- Location: Will County, Illinois, USA
- Nearest city: Wilmington
- Coordinates: 41°23′36″N 88°12′36″W﻿ / ﻿41.39333°N 88.21000°W
- Area: 5,000 acres (2,023 ha)
- Established: 1948
- Governing body: Illinois Department of Natural Resources

= Des Plaines Fish and Wildlife Area =

State park in Will County, Illinois, US

Des Plaines Fish and Wildlife Area is an Illinois state park on 5000 acre in Will County, Illinois, United States. It is located on floodplain adjacent to the confluence of its namesake the Des Plaines River and the Kankakee River to form the Illinois River.

==History==

Prior to 1948 what is now called the Des Plaines Fish and Wildlife Area was owned by the federal government. The Illinois Department of Conservation acquired the site in 1948 and established its use as a recreation area. Additional land was accessed following the completion of Interstate 55 in the 1960s. From that time to 1975, the area was used primarily by hunters and unmanaged day use. The Division of Land Management took over the area in 1976 and since then, extensive upgrading of facilities has occurred. In recent years, more than 350,000 people annually visit Des Plaines—an area of over 5,000 acres, with approximately 200 acres of water.

== Recreation ==

=== Picnicking ===
There are available facilities along the Kankakee River or under the shelter on the banks of Milliken Lake. The sites provide tables, stoves and water. A playground area is also available at the Milliken Lake site.

=== Fishing ===
Open water and Ice fishing are popular. Milliken Lake, as well other bodies of water have panfish, catfish, and bass. The lake is stocked with catchable trout in the spring. The Kankakee River is popular with boaters for walleye and northern pike.

=== Camping ===
Camping areas were closed permanently in March 2010, due to lack of funding.

=== Boating ===
A public boat launch with 3 paved ramps is available on the Kankakee River for boating on the river or its backwaters. Motors are limited to 10 horsepower or less on the backwaters, but there are no limits on the Kankakee River. No boating is allowed on Milliken Lake.

=== Equestrian trail ===
A twelve mile trail is open from mid April through October weather permitting. The trail hours are 6 a.m. to 10 p.m.

=== Hunting ===
Pheasant hunting is the most popular choice for sportsmen at Des Plaines, and the largest pheasant hunting (by permit only) facility in the state is located at the site. For variety, however, there are unlimited numbers of deer, rabbit, dove, and coyote. All hunters are required to have permits and check in at the site office. Waterfowl hunting is available at the nearby Will County Waterfowl Management Area, with hunting blinds being allocated via drawings.

=== Range ===

==== Hand trap range ====
Two hand trap ranges and an archery range are open to the public daily except during pheasant hunting season.

==== Shooting sports ====
In addition to the two hand trap ranges and the archery range. Des Plaines hosts three wingshooting clinics and two Hunter Safety Classes annually. The wingshooting clinics are held on the first weekend following Mother's Day (Youth and Ladies Clinics), on the first weekend in June and the third weekend in September (both are for experienced shooters); the Hunters Safety Classes are available in June and August.

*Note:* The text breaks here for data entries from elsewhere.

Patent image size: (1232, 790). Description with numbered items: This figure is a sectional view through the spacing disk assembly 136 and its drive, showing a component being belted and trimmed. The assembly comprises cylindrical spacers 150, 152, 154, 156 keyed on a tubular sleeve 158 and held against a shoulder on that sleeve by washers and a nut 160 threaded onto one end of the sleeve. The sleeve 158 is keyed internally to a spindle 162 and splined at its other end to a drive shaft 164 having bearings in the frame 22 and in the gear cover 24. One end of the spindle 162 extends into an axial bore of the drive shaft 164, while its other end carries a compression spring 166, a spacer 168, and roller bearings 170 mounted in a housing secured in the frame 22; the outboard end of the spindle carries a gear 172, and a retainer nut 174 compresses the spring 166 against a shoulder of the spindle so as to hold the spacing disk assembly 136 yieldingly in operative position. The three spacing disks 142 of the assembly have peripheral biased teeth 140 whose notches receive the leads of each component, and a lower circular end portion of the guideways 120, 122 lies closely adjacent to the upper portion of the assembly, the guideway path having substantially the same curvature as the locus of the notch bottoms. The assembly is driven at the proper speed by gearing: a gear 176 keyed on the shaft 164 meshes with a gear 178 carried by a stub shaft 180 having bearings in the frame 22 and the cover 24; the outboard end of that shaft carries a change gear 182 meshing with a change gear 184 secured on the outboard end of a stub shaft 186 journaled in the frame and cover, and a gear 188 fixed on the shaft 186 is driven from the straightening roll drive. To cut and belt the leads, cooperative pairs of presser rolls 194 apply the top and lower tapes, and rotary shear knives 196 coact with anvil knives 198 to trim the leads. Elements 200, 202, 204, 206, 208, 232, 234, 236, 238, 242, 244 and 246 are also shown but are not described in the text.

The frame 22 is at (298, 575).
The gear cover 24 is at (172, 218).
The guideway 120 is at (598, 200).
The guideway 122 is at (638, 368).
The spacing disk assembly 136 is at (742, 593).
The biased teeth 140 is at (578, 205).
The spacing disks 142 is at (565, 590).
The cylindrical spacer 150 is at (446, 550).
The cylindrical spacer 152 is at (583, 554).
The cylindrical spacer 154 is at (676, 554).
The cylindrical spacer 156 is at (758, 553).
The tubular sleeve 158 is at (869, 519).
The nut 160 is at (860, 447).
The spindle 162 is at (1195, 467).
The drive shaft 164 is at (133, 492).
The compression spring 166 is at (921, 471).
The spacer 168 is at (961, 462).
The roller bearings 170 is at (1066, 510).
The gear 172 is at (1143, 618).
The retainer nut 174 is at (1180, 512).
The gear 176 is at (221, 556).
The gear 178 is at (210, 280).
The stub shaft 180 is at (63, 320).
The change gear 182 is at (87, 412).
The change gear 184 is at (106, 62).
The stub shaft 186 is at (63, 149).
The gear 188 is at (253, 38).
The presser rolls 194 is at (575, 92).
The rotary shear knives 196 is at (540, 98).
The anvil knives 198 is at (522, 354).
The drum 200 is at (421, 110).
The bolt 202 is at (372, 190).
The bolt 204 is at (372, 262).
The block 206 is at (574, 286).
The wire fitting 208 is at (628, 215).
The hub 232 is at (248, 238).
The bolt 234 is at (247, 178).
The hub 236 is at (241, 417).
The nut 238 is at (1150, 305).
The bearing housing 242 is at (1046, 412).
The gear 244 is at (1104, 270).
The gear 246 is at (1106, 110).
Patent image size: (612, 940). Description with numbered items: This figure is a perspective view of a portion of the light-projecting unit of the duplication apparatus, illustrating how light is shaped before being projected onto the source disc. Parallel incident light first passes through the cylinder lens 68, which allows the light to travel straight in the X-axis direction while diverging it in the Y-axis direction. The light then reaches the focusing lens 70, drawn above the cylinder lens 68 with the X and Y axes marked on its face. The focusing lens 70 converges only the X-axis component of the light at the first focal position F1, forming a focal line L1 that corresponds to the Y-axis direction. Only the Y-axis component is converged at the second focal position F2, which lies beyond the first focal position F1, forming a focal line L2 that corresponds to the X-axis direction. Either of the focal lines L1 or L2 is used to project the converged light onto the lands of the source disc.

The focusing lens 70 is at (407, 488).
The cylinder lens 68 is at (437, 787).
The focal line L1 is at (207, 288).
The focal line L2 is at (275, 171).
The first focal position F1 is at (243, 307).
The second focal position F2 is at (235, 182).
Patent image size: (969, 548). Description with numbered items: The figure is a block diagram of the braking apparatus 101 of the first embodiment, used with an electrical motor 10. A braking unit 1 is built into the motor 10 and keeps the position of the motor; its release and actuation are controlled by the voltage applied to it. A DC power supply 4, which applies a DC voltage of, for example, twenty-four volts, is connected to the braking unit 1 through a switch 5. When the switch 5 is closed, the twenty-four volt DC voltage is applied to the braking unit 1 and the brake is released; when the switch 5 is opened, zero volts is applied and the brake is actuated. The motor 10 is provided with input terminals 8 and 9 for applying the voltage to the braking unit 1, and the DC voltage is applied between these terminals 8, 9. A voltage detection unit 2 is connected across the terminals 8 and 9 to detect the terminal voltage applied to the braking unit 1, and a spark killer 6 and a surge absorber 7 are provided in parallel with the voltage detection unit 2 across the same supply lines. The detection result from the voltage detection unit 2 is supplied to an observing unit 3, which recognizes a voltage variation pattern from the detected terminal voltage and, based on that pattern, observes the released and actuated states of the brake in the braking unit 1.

==Grant Creek Prairie and Des Plaines Dolomite Prairies==
Included within Des Plaines Fish and Wildlife Area is the 78-acre Grant Creek Prairie Nature Preserve and the 575-acre Des Plaines Dolomite Prairies Land and Water Reserve. Both contain prairie communities; the latter includes 9 acres of rare, dry-mesic dolomite prairie, constituting 50% of the remaining natural community of that type in Illinois.

==Dog training==

The Des Plaines Fish and Wildlife Area is well known for numerous field trials and dog training events held throughout the year.

==Disabled access==

The following programs have disabled accessibility: Hunting, Fishing, Camping, and Picnicking.